Как только король начал спускаться к пристани, его примеру тут же последовали ярл Улафсон и пятеро молодых телохранителей, которые все это время почтительно держались на расстоянии от своих вождей.
   Пройдя мимо трех приставших к берегу кораблей, Олаф подошел к тому, что уже стоял под прикрытием скалы и на борту которого виднелась надпись «Конунг морей». Этому, лишь недавно спущенному на воду судну, нос которого был украшен огромной головой дракона, предстояло теперь возглавить норманнскую эскадру.
   – Может быть, отныне тебя, король Олаф, так и будут именовать – конунгом морей, – попытался напророчествовать ярл.
   – Этот титул тоже еще нужно заслужить, – самокритично напомнил ему король. – И вообще, мне больше по душе титул «конунг конунгов».
   Лишь поднявшись на его борт, Олаф произнес то, что давно хотели услышать из его уст ярл Улафсон и все прочие, кто отправлялся в это плавание.
   – Мы с вами пойдем не в Германию. И не в Исландию, как об этом говорят многие воины. После непродолжительного визита в Швецию, где мне следует удостоить своим визитом короля Улафа, нам предстоит пройти по морю и по рекам, добраться до Новгорода, а уже оттуда – до столицы Гардарики[10].
   Услышав это, команда «Конунга морей» и воины охраны радостно и воинственно потрясли высоко поднятыми мечами и боевыми секирами. Вообще они были бы рады любой земле, названной их королем, однако сообщение о том, что предстоит идти в далекую теплую Русь, о которой они давно были наслышаны, вызвало у викингов настоящий восторг. Единственный, кто внешне казался безразличным после этого сообщения, был Скьольд Улафсон.

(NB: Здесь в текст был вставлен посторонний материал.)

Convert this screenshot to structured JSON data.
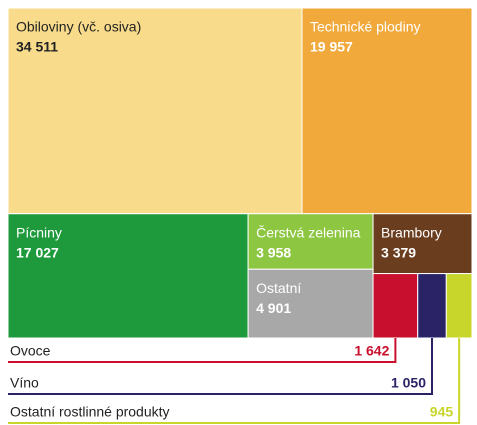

Он оставался единственным, кто и теперь еще не очень-то верил конунгу конунгов.
   – Так мы действительно пойдем в Гардарику? – вполголоса спросил он, когда охранники немного отдалились от Олафа. И красные глаза его еще больше побагровели.
   – Ибо так желает Один.
   – Боги всегда желают того, чего желают конунги конунгов, – поморщился ярл, давая понять, что хотел бы поговорить откровенно, без ссылок на волю богов.
   – Согласен, часто их мнения самым странным образом совпадают, – невозмутимо признал Олаф, озаряя свое крупное лицо с полными и, словно две половинки луны перед бурей, красными щеками кроткой улыбкой.
   Ярл не раз ловил себя на мысли, что этот человек должен был представать перед ним не в тоге короля, а в сутане епископа или странствующего философа-монаха. Но, поди ж ты, он уже в течение многих лет предстает вождем всех норвежцев.
   – Значит, нам и в самом деле придется вести свои ладьи к земле русичей?
   – Сначала, как я уже сказал, мы остановимся в Новгороде, а уж оттуда путь наш проляжет к Днепру, к Киеву.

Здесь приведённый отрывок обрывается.